И от этой совершенной, волшебной тишины, давящей бархатом ушей, на меня накатила тоска. Не острая, не режущая, а тихая, привычная, размягченная временем, как эта зимняя поземка. Тоска по другому шуму.
Я закрыла глаза, прижавшись виском к холодному стеклу, и сквозь запах дыма и воска, старых книг и каменной пыли, пробился другой – резкий, горьковатый и такой живой аромат жареного кофе из соседней кофейни, смешанный с нотами булочки с корицей. Сквозь треск поленьев я услышала далекий, но отчетливый звук: монотонное гудение батареи центрального отопления в моей старой квартире, ее щелчки по ночам, скрип изношенного лифта в подъезде, смутный, непрерывный гул магистрали за окном, похожий на шум далекого моря. Я вспомнила, как торопилась утром по серому, слякотному асфальту, уворачиваясь от брызг колес, а снег тогда был не волшебным покровом, а мокрой, неудобной помехой, набивавшейся в прорези ботинок. Я вспомнила ощущение холодного, гладкого экрана телефона в уставших пальцах и одновременное тепло картонной кружки в примороженных ладонях, контраст, который будил.
Здесь не было ни резких гудков машин, ни приглушенных разговоров по телефону за стеной, ни мерцания синих экранов в полутьме. Здесь был покой.

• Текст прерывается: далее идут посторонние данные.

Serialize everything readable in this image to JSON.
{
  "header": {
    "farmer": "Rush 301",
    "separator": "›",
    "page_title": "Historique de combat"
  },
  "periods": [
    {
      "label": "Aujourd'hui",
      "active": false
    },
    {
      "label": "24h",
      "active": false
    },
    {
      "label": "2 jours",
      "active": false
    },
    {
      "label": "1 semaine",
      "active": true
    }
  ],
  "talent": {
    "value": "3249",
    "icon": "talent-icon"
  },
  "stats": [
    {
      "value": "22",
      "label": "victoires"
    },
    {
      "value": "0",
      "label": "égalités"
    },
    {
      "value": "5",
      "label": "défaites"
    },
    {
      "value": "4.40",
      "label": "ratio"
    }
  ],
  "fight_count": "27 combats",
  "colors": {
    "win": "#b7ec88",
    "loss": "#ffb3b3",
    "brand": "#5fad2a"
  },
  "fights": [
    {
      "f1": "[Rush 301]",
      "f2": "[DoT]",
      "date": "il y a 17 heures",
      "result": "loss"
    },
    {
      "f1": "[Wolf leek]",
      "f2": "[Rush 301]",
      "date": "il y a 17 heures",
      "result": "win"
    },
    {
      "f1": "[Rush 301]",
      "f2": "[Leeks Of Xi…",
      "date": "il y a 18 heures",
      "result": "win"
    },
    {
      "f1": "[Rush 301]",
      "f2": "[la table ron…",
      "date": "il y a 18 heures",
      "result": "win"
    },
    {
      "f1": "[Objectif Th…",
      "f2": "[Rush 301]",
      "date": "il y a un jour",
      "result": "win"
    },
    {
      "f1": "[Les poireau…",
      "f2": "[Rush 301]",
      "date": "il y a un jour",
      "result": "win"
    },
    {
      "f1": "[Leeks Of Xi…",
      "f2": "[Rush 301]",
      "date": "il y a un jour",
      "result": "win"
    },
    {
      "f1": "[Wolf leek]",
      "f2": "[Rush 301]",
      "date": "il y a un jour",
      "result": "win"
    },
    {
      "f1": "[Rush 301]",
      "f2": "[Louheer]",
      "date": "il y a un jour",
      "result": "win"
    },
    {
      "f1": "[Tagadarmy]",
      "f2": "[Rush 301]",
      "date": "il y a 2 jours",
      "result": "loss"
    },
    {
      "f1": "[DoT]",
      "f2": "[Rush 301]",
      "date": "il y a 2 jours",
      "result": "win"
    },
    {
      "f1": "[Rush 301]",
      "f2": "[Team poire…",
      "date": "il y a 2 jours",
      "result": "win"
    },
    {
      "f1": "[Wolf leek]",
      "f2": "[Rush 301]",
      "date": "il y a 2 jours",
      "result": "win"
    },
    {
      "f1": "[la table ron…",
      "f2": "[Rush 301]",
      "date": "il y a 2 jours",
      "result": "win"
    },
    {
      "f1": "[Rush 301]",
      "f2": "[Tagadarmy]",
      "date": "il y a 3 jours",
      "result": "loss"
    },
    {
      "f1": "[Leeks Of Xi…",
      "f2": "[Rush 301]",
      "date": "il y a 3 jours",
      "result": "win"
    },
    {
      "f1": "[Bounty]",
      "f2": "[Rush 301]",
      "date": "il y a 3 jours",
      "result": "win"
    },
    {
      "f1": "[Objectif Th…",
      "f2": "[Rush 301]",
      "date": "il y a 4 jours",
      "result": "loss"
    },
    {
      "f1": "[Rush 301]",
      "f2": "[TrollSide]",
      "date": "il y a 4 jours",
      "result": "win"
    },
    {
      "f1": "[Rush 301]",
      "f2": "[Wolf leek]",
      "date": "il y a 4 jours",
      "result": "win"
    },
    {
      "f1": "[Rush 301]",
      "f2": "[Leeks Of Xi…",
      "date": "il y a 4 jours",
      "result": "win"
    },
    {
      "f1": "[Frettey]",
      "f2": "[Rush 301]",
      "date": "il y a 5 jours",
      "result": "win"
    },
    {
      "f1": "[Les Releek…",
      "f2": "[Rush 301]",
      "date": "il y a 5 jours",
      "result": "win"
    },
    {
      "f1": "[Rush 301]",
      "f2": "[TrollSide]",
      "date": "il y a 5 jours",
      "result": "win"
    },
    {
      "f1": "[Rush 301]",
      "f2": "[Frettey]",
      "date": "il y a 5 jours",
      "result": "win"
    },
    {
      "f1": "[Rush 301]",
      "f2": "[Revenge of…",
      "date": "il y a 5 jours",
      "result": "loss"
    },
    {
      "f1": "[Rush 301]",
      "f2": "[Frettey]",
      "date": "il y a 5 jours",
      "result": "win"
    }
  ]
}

Иной, величавый, древний, но иногда слишком безмолвный, слишком просторный для души, рожденной в тесном гуле мегаполиса.
Я открыла глаза. Снег все шел, беззвучно и обильно. Одна снежинка, крупная и идеально симметричная, прилипла к стеклу прямо перед моими глазами, на миг сохранив свою ажурную, кристаллическую форму, каждое ответвление, каждый луч, прежде чем сжаться, потемнеть и растаять в маленькую, шестигранную каплю-слезу. Я наблюдала за этим маленьким чудом, не отрываясь, и грусть потихоньку отступала, превращаясь в тихое, светлое удивление. Да, там был шум и спешка, горячий кофе навынос и бег по графику. Но здесь, в этой немой, заснеженной сказке, было иное волшебство – видеть, как рождается, долго летит и тает всего одна снежинка. Слышать не гул метро, а далекое, размеренное биение собственного сердца в этой совершенной тишине.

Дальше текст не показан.